Bedi also introduced education and meditation programmes for the inmates.
“Tihar jail was a big den of criminals. I was in charge of more than 10,000 prisoners, of which only about 400 were women and children. Honestly, at first I didn’t know what I was going to do. But the first day I went in, I looked at the group of criminals in front of me and I asked them, ‘Do you pray?’. I repeated the question several times until they answered me, ‘Yes’ and then we proceeded to pray. After that, things began to change.
“I initiated an education programme for the prisoners. We had no budget at all, so the teachers were the prisoners themselves ... those who were educated. We had 500 educated prisoners teaching classes. The books they used were all donated. Every prisoner went into the education programme, regardless of their crime. From 9am to 11am in the morning, the prison became a school and I was the headmistress.

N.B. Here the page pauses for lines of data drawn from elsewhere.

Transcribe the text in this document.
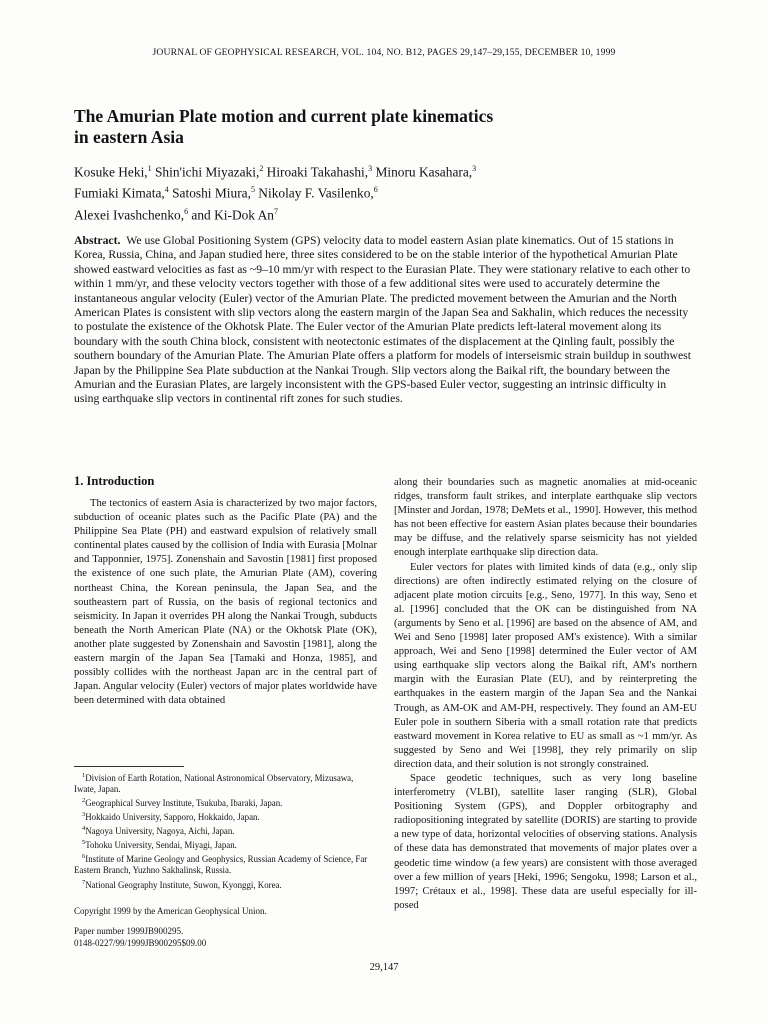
JOURNAL OF GEOPHYSICAL RESEARCH, VOL. 104, NO. B12, PAGES 29,147–29,155, DECEMBER 10, 1999
The Amurian Plate motion and current plate kinematics
in eastern Asia
Kosuke Heki,$^1$ Shin'ichi Miyazaki,$^2$ Hiroaki Takahashi,$^3$ Minoru Kasahara,$^3$
Fumiaki Kimata,$^4$ Satoshi Miura,$^5$ Nikolay F. Vasilenko,$^6$
Alexei Ivashchenko,$^6$ and Ki-Dok An$^7$
Abstract. We use Global Positioning System (GPS) velocity data to model eastern Asian plate kinematics. Out of 15 stations in Korea, Russia, China, and Japan studied here, three sites considered to be on the stable interior of the hypothetical Amurian Plate showed eastward velocities as fast as ~9–10 mm/yr with respect to the Eurasian Plate. They were stationary relative to each other to within 1 mm/yr, and these velocity vectors together with those of a few additional sites were used to accurately determine the instantaneous angular velocity (Euler) vector of the Amurian Plate. The predicted movement between the Amurian and the North American Plates is consistent with slip vectors along the eastern margin of the Japan Sea and Sakhalin, which reduces the necessity to postulate the existence of the Okhotsk Plate. The Euler vector of the Amurian Plate predicts left-lateral movement along its boundary with the south China block, consistent with neotectonic estimates of the displacement at the Qinling fault, possibly the southern boundary of the Amurian Plate. The Amurian Plate offers a platform for models of interseismic strain buildup in southwest Japan by the Philippine Sea Plate subduction at the Nankai Trough. Slip vectors along the Baikal rift, the boundary between the Amurian and the Eurasian Plates, are largely inconsistent with the GPS-based Euler vector, suggesting an intrinsic difficulty in using earthquake slip vectors in continental rift zones for such studies.
1. Introduction

The tectonics of eastern Asia is characterized by two major factors, subduction of oceanic plates such as the Pacific Plate (PA) and the Philippine Sea Plate (PH) and eastward expulsion of relatively small continental plates caused by the collision of India with Eurasia [Molnar and Tapponnier, 1975]. Zonenshain and Savostin [1981] first proposed the existence of one such plate, the Amurian Plate (AM), covering northeast China, the Korean peninsula, the Japan Sea, and the southeastern part of Russia, on the basis of regional tectonics and seismicity. In Japan it overrides PH along the Nankai Trough, subducts beneath the North American Plate (NA) or the Okhotsk Plate (OK), another plate suggested by Zonenshain and Savostin [1981], along the eastern margin of the Japan Sea [Tamaki and Honza, 1985], and possibly collides with the northeast Japan arc in the central part of Japan. Angular velocity (Euler) vectors of major plates worldwide have been determined with data obtained

$^1$Division of Earth Rotation, National Astronomical Observatory, Mizusawa, Iwate, Japan.
$^2$Geographical Survey Institute, Tsukuba, Ibaraki, Japan.
$^3$Hokkaido University, Sapporo, Hokkaido, Japan.
$^4$Nagoya University, Nagoya, Aichi, Japan.
$^5$Tohoku University, Sendai, Miyagi, Japan.
$^6$Institute of Marine Geology and Geophysics, Russian Academy of Science, Far Eastern Branch, Yuzhno Sakhalinsk, Russia.
$^7$National Geography Institute, Suwon, Kyonggi, Korea.
Copyright 1999 by the American Geophysical Union.
Paper number 1999JB900295.
0148-0227/99/1999JB900295$09.00

along their boundaries such as magnetic anomalies at mid-oceanic ridges, transform fault strikes, and interplate earthquake slip vectors [Minster and Jordan, 1978; DeMets et al., 1990]. However, this method has not been effective for eastern Asian plates because their boundaries may be diffuse, and the relatively sparse seismicity has not yielded enough interplate earthquake slip direction data.

Euler vectors for plates with limited kinds of data (e.g., only slip directions) are often indirectly estimated relying on the closure of adjacent plate motion circuits [e.g., Seno, 1977]. In this way, Seno et al. [1996] concluded that the OK can be distinguished from NA (arguments by Seno et al. [1996] are based on the absence of AM, and Wei and Seno [1998] later proposed AM's existence). With a similar approach, Wei and Seno [1998] determined the Euler vector of AM using earthquake slip vectors along the Baikal rift, AM's northern margin with the Eurasian Plate (EU), and by reinterpreting the earthquakes in the eastern margin of the Japan Sea and the Nankai Trough, as AM-OK and AM-PH, respectively. They found an AM-EU Euler pole in southern Siberia with a small rotation rate that predicts eastward movement in Korea relative to EU as small as ~1 mm/yr. As suggested by Seno and Wei [1998], they rely primarily on slip direction data, and their solution is not strongly constrained.

Space geodetic techniques, such as very long baseline interferometry (VLBI), satellite laser ranging (SLR), Global Positioning System (GPS), and Doppler orbitography and radiopositioning integrated by satellite (DORIS) are starting to provide a new type of data, horizontal velocities of observing stations. Analysis of these data has demonstrated that movements of major plates over a geodetic time window (a few years) are consistent with those averaged over a few million of years [Heki, 1996; Sengoku, 1998; Larson et al., 1997; Crétaux et al., 1998]. These data are useful especially for ill-posed

29,147
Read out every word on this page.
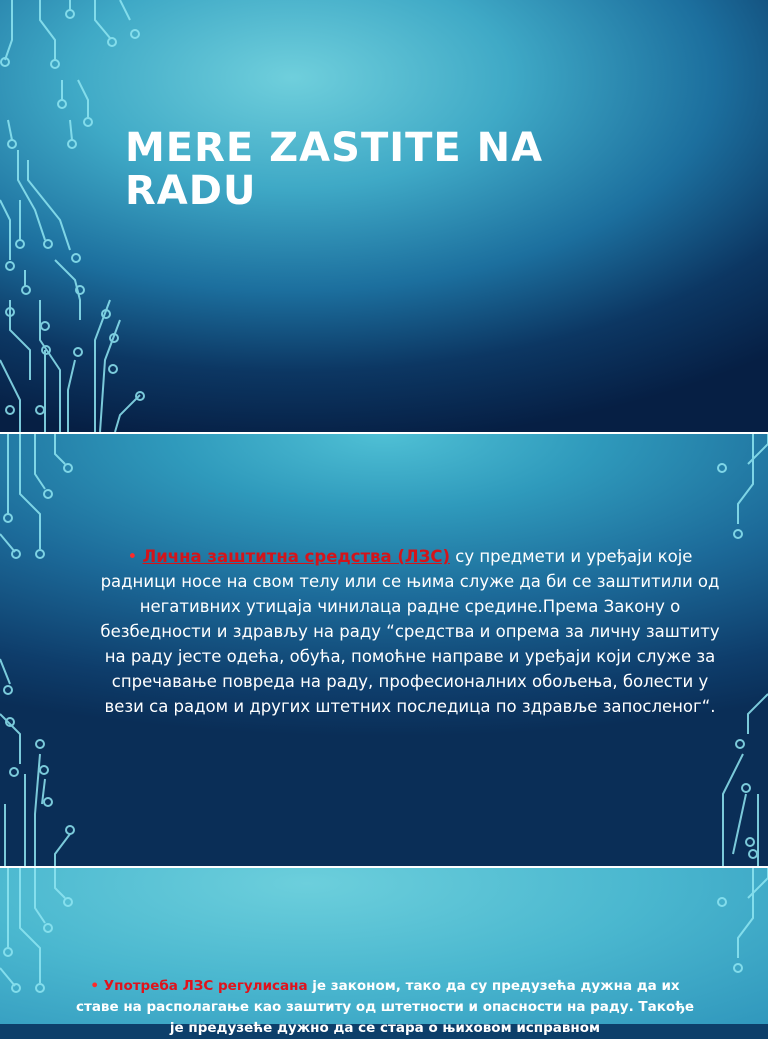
MERE ZASTITE NA
RADU

• Лична заштитна средства (ЛЗС) су предмети и уређаји које радници носе на свом телу или се њима служе да би се заштитили од негативних утицаја чинилаца радне средине.Према Закону о безбедности и здрављу на раду “средства и опрема за личну заштиту на раду јесте одећа, обућа, помоћне направе и уређаји који служе за спречавање повреда на раду, професионалних обољења, болести у вези са радом и других штетних последица по здравље запосленог“.

• Употреба ЛЗС регулисана је законом, тако да су предузећа дужна да их ставе на располагање као заштиту од штетности и опасности на раду. Такође је предузеће дужно да се стара о њиховом исправном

“We also started a meditation programme for them. The prison was like a township with more than 10,000 sick people who needed a doctor for healthcare and mind care. We sat in meditation together ... I sat between the male and female inmates and meditated with them. Of course, we separated the hard core criminals and worked on them separately. But the rest of them loved it. Crime is the product of a distorted mind which needed to be addressed. Not by preaching, not by telling or reading, but by addressing the mind,” she shares.
Bedi also placed a “feedback box” on the prison grounds for the inmates to write to her directly. Everyday, she’d go through the letters herself before she went home.
“It was a locked box; only I had the key. Through the box, I found out exactly what was happening in the prison. This box was my intelligence system. If there was an emergency situation building up, I found out and was able to arrest it immediately. I found out who was planning to escape. I found out inside information about my staff ... the inmates would tell me about the corruption in the prisons which led me to fire some prison
officials. This box gave the prisoners a direct line of communication to me. There was no hierarchy, and believe it or not, nobody ever gave me false information,” she said.
This act of “reaching out”, Bedi believes, is typical of women.
In 1994 Bedi was honoured with the Ramon Magsaysay Award (known as the Asian Nobel Prize) for her work in reforming the country’s prison system.